Taller Volador

Building creativity and design skills with at-risk youth in Guatemala through game design

About the Project

Date:

October 2013

Location:

Guatemala City, Guatemala

Team:

Ana Domb
Eduardo Marisca
Daniela Montero
Ana Sofía Ruiz

With support from:

Hivos

In October 2013, Taller Volador gathered a group of at-risk youth from inside and outside Guatemala City to teach them about play, and about becoming the designers of their own games.

We worked with a number of kids who for various reasons did not have everyday access to play experiences — either because they came from a rural area where they were expected to be doing work whenever they were not in school, or because they came from an urban area where violence and insecurity made it complicated for them to ever leave their homes. As a result, these kids were being deprived from the foundational experience of play. Our taks was, firstly, to re-acquaint them with play and to introduce them to forms of play they were unfamiliar with by experimenting with very different sorts of games, and by doing so, to introduce them to the underlying concepts that made games fun and play engaging.
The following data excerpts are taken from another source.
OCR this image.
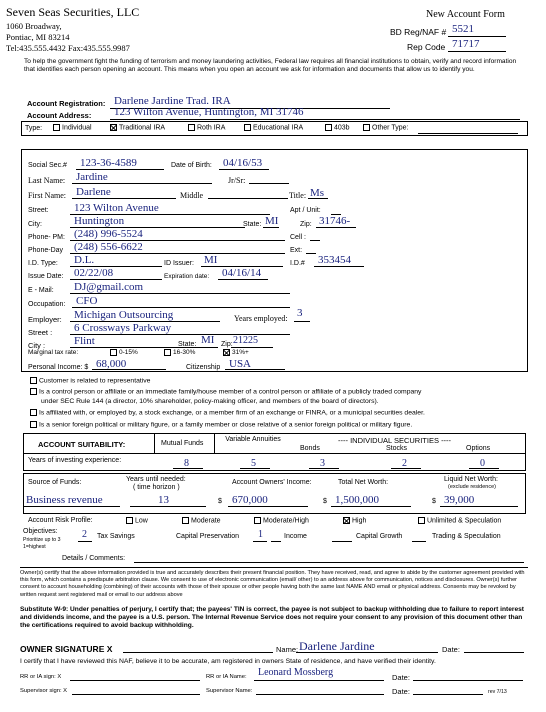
Seven Seas Securities, LLC
1060 Broadway,
Pontiac, MI 83214
Tel:435.555.4432 Fax:435.555.9987
New Account Form
BD Reg/NAF # 5521
Rep Code 71717
To help the government fight the funding of terrorism and money laundering activities, Federal law requires all financial institutions to obtain, verify and record information that identifies each person opening an account. This means when you open an account we ask for information and documents that allow us to identify you.
Account Registration: Darlene Jardine Trad. IRA
Account Address: 123 Wilton Avenue, Huntington, MI 31746
Type:	Individual	Traditional IRA	Roth IRA	Educational IRA	403b	Other Type:
Social Sec.# 123-36-4589	Date of Birth: 04/16/53
Last Name: Jardine	Jr/Sr:
First Name: Darlene	Middle	Title: Ms
Street: 123 Wilton Avenue	Apt / Unit:
City:	Huntington	State: MI	Zip: 31746-
Phone- PM: (248) 996-5524	Cell :
Phone-Day (248) 556-6622	Ext:
I.D. Type: D.L.	ID Issuer: MI	I.D.# 353454
Issue Date: 02/22/08	Expiration date: 04/16/14
E - Mail: DJ@gmail.com
Occupation: CFO
Employer: Michigan Outsourcing	Years employed: 3
Street : 6 Crossways Parkway
City :	Flint	State: MI Zip: 21225
Marginal tax rate:	0-15%	16-30%	31%+
Personal Income: $ 68,000	Citizenship USA
Customer is related to representative
Is a control person or affiliate or an immediate family/house member of a control person or affiliate of a publicly traded company
under SEC Rule 144 (a director, 10% shareholder, policy-making officer, and members of the board of directors).
Is affiliated with, or employed by, a stock exchange, or a member firm of an exchange or FINRA, or a municipal securities dealer.
Is a senior foreign political or military figure, or a family member or close relative of a senior foreign political or military figure.
ACCOUNT SUITABILITY:	Mutual Funds
Variable Annuities	---- INDIVIDUAL SECURITIES ----
Bonds	Stocks	Options
Years of investing experience:	8	5	3	2	0
Source of Funds:	Years until needed:
( time horizon )
Account Owners' Income:	Total Net Worth:	Liquid Net Worth:
(exclude residence)
Business revenue	13	$ 670,000	$ 1,500,000	$ 39,000
Account Risk Profile:	Low	Moderate	Moderate/High	High	Unlimited & Speculation
Objectives:
Prioritize up to 3
1=highest
2 Tax Savings	Capital Preservation 1	Income	Capital Growth	Trading & Speculation
Details / Comments:
Owner(s) certify that the above information provided is true and accurately describes their present financial position. They have received, read, and agree to abide by the customer agreement provided with this form, which contains a predispute arbitration clause. We consent to use of electronic communication (email/ other) to an address above for communication, notices and disclosures. Owner(s) further consent to account householding (combining) of their accounts with those of their spouse or other people having both the same last NAME AND email or physical address. Consents may be revoked by written request sent registered mail or email to our address above
Substitute W-9: Under penalties of perjury, I certify that; the payees' TIN is correct, the payee is not subject to backup withholding due to failure to report interest and dividends income, and the payee is a U.S. person. The Internal Revenue Service does not require your consent to any provision of this document other than the certifications required to avoid backup withholding.
OWNER SIGNATURE X	Name: Darlene Jardine	Date:
I certify that I have reviewed this NAF, believe it to be accurate, am registered in owners State of residence, and have verified their identity.
RR or IA sign: X	RR or IA Name: Leonard Mossberg	Date:
Supervisor sign: X	Supervisor Name:	Date:	rev 7/13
But we wanted to go beyond just play: we wanted to show kids how they could become game designers themselves and empower them as creators. For the initial experience, we wanted to assess whether kids would be comfortable managing the complexity associated with the design process and the creation of games. While for many of these kids this unfamiliar position was hard to process at first, over time they opened up to the experience and began to understand design concepts such as building prototypes, performing user testing, and iterating their designs based on user feedback.

After a couple weekends, kids went home with hand-made copies of their prototypes to share with friends and family, and they began to self-identify as “game designers”. But the experience also helped some kids open up about personal and emotional issues they became willing to share because of the safe space provided by the play experience: within this isolated portion of the world, kids discovered they could create and share without the risk of being shut down.